Homeowners ‘running out of options’ as planet heats up
Climate change has rewritten the rules for homeowners, leaving many struggling with increasingly risky properties and limited options, a US webinar exploring insurance failures and the need for improved responses has heard.
Community Housing Improvement Program CEO Seana O’Shaughnessy said people questioning property owners’ decisions to rebuild in Paradise, a northern California town destroyed in fires, often fail to consider the factors involved.
“Frequently, it felt like our interrogators had already made up their mind, and often it felt like there was a subtext that anyone who chooses to rebuild is either stupid or naive,” she said.
“The truth is, the decision to rebuild is extremely complicated and climate change has changed the rules. Areas of the state that used to be safe may not be reliably safe any more and, unfortunately, there aren’t great affordable options or places for people to go.”
Ms O’Shaughnessy said the town has been rebuilt with stronger protections, but despite people taking recommended steps, insurers have “basically redlined around the entire town”.
University of Queensland School of Business professor Paula Jarzabkowski said risk price signals were not straightforward in areas facing rising natural catastrophe threats.
“People have been in a house for a period of time, they’ve taken out a mortgage, they’ve done so prudently, and then the risk profile of the area around them, the risk profile of the weather, has changed the price that they will get charged,” she said.
“For those people, this price signal came too long into the property ownership journey, and it came in a way that they had no choice to change the underlying conditions.”
Professor Jarzabkowski said there is a “very weak link” between individual mitigation action and reduced premiums, and it may make sense for people to stay in an area despite the risks.
“They often don’t have any choice about where else they might go that would be affordable and would give them a reasonable standard of living, so the choice they make to stay may actually be the best choice they could make under the circumstances.”
Professor Jarzabkowski – who has co-authored a book, Disaster Insurance Reimagined: Protection in a Time of Increasing Risk – said an international review showed examples of successful private and public collaborations, such as diversifying risks through multiple perils.
“The models that seem to work best, from my perspective, are where you have the private sector still actively offering the insurance policies and having some skin in the game for a threshold of the risk, and then you can either have a reinsurance or an insurance pool taking a percentage of that disaster,” she said.

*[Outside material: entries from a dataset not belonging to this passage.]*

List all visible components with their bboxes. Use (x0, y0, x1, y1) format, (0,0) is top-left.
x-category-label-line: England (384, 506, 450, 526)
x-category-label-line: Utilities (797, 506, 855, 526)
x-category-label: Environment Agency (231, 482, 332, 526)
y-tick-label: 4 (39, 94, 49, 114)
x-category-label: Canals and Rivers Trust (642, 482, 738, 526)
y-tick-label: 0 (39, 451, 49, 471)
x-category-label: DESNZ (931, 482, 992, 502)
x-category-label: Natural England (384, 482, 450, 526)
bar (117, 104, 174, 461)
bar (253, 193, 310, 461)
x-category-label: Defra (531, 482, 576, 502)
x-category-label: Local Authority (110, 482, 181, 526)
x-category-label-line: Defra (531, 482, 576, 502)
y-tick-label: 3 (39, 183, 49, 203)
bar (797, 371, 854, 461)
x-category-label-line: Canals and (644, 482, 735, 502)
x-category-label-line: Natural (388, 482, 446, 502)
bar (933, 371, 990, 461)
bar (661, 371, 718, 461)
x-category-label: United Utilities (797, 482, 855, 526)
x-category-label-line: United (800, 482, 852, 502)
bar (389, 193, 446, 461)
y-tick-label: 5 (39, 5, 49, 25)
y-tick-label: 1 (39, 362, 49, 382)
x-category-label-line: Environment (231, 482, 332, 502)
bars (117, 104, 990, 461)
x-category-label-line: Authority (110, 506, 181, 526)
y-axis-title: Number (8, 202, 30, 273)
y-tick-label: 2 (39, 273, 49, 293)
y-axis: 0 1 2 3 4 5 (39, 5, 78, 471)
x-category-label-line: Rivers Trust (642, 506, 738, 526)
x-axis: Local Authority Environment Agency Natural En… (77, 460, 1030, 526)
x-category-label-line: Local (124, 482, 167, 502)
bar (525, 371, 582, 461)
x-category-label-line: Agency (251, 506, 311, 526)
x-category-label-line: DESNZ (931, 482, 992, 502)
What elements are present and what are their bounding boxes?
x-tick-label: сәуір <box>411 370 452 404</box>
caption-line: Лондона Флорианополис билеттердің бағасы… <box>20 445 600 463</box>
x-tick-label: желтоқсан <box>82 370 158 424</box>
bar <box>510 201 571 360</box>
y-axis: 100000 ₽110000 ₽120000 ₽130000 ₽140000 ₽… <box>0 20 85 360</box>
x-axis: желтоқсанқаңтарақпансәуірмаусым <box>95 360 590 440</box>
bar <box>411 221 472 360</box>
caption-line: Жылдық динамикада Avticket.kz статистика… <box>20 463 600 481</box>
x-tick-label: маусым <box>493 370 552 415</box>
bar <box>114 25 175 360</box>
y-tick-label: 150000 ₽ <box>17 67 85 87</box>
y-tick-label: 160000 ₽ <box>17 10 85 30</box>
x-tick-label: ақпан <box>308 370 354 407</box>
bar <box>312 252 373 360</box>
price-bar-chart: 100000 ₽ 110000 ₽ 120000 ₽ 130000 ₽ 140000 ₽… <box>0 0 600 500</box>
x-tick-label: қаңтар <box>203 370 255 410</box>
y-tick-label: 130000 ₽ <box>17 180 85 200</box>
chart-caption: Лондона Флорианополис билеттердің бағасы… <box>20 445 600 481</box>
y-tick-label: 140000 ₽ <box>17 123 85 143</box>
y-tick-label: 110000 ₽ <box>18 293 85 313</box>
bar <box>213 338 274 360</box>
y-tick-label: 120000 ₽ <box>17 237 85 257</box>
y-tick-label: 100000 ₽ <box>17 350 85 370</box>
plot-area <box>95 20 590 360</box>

Delft University of Technology assistant professor Zac Taylor said addressing risk, whether through insurance, mitigation or other measures, was viewed in a fragmented way, while “overly simplistic tropes” were often employed in discussing state and market roles.
“There is a deeper conversation to be had here about how we organise our society and how we try to organise our markets, how we try to guide our markets, around broader sets of goals,” he said.
London School of Economics and Political Science associate professor Rebecca Elliott noted the insurance “social compact”, and that the early involvement of trade unions and friendly societies reflected that those organisations were premised on solidarity and mutual aid.
Dr Elliott said insurance makes individual customers responsible on some level, while their ability, on their own, to reduce risk is constrained.
“No matter what you do, you’re not actually going to change the course of the wildfire, and when these risks are intensifying rapidly as the impacts of climate change are growing more severe, even people who made all the right choices might find themselves in a situation where their exposure seems to grow year on year,” she said.
Webinar organiser the Climate and Community Project is a policy think tank looking at “the current and future home insurance crisis” and policy changes that could make housing safer and more affordable for all.